FORTRAN 77 简单输入/输出
我是 FORTRAN 新手,必须编写一个 FORTRAN 77 程序来从文件重定向或标准输入读取以下格式:
[CHARACTER] [REAL] [REAL] [REAL] ... (can have any number of these)
D [INTEGER] (only one of these)
[REAL] [REAL] [REAL] ... (can have any number of these)
示例输入可以是:
T 1.0 2.0 3.0
S 1.0 2.0 4.0
Y 3.0 4.0 5.0
D 2
3.0 5.0 6.0
4.5 4.6 5.6
我的母语语言是 C++,所以我不熟悉读取语句自动转到下一行的整个想法。
到目前为止,我有以下代码:
c234567
character*1 D
character*1 LETTER
real X, Y, Z
integer lines
real point1, point2, point3
85格式(3F10.6)
100 格式(A1、5X、F10.6、5X、F10.6、4X、F10.6)
990 格式 (A, I10)
MAX = 6
LETTER = 'Z'
D = 'D'
read *, LETTER, X, Y, Z
10 if(LETTER .ne.
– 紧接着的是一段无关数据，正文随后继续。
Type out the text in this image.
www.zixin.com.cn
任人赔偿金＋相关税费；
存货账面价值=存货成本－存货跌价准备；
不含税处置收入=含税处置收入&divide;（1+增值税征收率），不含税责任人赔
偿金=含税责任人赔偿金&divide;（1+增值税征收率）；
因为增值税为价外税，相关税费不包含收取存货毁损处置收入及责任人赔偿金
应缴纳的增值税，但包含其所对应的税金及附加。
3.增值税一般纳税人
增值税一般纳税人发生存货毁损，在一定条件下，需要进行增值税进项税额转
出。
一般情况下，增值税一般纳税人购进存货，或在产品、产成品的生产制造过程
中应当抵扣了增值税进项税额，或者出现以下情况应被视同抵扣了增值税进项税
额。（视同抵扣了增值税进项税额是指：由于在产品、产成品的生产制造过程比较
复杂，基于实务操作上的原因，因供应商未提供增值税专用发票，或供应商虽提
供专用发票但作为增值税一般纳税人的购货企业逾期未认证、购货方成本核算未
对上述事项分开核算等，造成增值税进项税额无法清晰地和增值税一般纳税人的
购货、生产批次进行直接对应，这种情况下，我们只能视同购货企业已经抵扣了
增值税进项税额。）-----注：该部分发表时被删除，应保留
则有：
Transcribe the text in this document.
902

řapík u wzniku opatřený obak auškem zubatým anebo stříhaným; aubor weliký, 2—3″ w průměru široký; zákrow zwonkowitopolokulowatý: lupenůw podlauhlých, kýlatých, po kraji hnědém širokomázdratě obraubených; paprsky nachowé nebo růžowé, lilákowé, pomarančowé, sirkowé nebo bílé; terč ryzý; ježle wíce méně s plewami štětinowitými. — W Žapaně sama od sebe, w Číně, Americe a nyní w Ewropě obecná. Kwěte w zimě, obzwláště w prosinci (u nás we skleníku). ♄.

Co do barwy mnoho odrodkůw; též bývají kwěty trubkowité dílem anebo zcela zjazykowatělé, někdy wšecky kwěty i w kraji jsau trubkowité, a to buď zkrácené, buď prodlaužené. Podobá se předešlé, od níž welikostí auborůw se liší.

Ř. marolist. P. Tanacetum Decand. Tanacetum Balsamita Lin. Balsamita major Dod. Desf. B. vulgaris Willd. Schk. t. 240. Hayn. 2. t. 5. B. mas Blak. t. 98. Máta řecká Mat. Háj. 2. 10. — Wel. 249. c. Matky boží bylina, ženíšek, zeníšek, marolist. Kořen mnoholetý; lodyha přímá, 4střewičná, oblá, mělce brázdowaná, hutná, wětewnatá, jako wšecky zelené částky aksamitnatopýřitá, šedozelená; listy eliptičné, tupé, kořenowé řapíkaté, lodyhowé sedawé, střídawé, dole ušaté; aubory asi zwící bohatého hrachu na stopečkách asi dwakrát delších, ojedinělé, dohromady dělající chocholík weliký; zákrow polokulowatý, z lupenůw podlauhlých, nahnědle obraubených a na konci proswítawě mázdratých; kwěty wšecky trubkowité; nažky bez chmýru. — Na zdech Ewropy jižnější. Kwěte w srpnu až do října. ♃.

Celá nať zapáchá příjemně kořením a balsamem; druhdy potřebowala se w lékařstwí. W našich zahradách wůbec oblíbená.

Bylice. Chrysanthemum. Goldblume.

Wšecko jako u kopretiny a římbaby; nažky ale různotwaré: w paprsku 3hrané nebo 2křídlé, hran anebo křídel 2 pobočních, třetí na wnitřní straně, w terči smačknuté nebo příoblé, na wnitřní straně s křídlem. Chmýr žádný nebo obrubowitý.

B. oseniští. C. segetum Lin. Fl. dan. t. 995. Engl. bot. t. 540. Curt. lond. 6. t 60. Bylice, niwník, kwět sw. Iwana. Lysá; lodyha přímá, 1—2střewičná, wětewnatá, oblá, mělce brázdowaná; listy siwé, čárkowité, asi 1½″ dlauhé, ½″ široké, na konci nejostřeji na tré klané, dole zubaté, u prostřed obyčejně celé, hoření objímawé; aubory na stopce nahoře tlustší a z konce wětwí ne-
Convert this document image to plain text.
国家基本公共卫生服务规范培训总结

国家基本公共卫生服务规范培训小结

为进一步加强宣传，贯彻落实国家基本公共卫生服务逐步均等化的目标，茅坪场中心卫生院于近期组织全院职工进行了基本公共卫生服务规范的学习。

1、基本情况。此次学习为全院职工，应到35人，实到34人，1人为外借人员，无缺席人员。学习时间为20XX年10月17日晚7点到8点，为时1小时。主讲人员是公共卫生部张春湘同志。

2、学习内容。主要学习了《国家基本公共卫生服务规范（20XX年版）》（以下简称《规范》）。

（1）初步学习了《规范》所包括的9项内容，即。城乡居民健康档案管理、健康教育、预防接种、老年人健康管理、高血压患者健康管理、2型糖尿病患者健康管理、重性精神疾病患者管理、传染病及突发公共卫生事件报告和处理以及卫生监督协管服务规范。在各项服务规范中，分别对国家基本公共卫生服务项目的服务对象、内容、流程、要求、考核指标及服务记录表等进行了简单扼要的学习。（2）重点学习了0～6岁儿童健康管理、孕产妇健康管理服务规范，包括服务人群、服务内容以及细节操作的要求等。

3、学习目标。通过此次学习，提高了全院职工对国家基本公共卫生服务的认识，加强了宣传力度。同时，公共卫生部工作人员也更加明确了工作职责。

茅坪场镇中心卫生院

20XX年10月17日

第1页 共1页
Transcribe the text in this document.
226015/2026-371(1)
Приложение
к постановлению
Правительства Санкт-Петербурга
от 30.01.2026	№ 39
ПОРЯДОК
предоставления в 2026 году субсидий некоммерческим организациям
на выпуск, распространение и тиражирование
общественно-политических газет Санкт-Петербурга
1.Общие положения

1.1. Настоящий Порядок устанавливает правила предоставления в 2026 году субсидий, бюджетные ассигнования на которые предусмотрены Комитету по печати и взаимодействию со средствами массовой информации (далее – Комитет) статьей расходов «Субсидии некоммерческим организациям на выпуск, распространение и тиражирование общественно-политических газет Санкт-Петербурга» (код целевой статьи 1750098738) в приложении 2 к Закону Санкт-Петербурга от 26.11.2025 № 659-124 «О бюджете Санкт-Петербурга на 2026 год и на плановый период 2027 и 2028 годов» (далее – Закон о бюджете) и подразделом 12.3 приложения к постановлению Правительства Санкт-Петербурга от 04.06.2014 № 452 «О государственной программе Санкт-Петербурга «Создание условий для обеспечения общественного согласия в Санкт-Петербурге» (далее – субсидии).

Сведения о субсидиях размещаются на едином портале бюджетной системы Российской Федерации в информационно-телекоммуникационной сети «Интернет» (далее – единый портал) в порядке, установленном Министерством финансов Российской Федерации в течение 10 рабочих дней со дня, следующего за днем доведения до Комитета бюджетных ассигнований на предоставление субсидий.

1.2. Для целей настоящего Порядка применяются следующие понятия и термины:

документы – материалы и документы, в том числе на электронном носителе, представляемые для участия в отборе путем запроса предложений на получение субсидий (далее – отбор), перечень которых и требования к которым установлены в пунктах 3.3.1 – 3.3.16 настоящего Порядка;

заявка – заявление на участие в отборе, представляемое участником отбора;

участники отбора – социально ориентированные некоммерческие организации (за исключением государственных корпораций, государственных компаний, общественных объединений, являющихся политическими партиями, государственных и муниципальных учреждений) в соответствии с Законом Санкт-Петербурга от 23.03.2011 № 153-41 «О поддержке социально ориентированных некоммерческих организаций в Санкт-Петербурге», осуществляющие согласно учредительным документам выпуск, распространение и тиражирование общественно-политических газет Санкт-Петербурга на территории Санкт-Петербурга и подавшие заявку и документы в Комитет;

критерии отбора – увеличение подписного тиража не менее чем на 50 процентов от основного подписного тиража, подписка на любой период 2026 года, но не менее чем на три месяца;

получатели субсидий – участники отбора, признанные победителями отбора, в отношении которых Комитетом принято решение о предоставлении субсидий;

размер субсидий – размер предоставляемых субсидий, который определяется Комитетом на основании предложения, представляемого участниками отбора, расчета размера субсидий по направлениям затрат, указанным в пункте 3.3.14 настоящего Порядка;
D) then
写 (6, 100) 字母、X、Y、Z
读取 *、字母、X、Y、Z
转到10
别的
转到20
正如
C =====================================================
20 lines = aint(X)
write (*,990) 'LINES: ', lines
write (6, 85) X, Y, Z
read *, Z
write (6, 85) X, Y, Z
end
你所看到的,我得到了输入的第一部分,但之后由于读取语句:read*, Z 进入下一行,一切都变得混乱。在上面提供的特定输入文件中,我在 D 之后得到 2,以及接下来的两个值(3.0、5.0),但我跳过 6.0
任何帮助都会很棒。谢谢。
I am new to FORTRAN, and must write a FORTRAN 77 program to read the following format from a file redirection or standard input:
[CHARACTER] [REAL] [REAL] [REAL] ... (can have any number of these)
D [INTEGER] (only one of these)
[REAL] [REAL] [REAL] ... (can have any number of these)
example input could be:
T 1.0 2.0 3.0
S 1.0 2.0 4.0
Y 3.0 4.0 5.0
D 2
3.0 5.0 6.0
4.5 4.6 5.6
My native language is C++, so I'm new to this whole idea of a read statement going to the next line automatically.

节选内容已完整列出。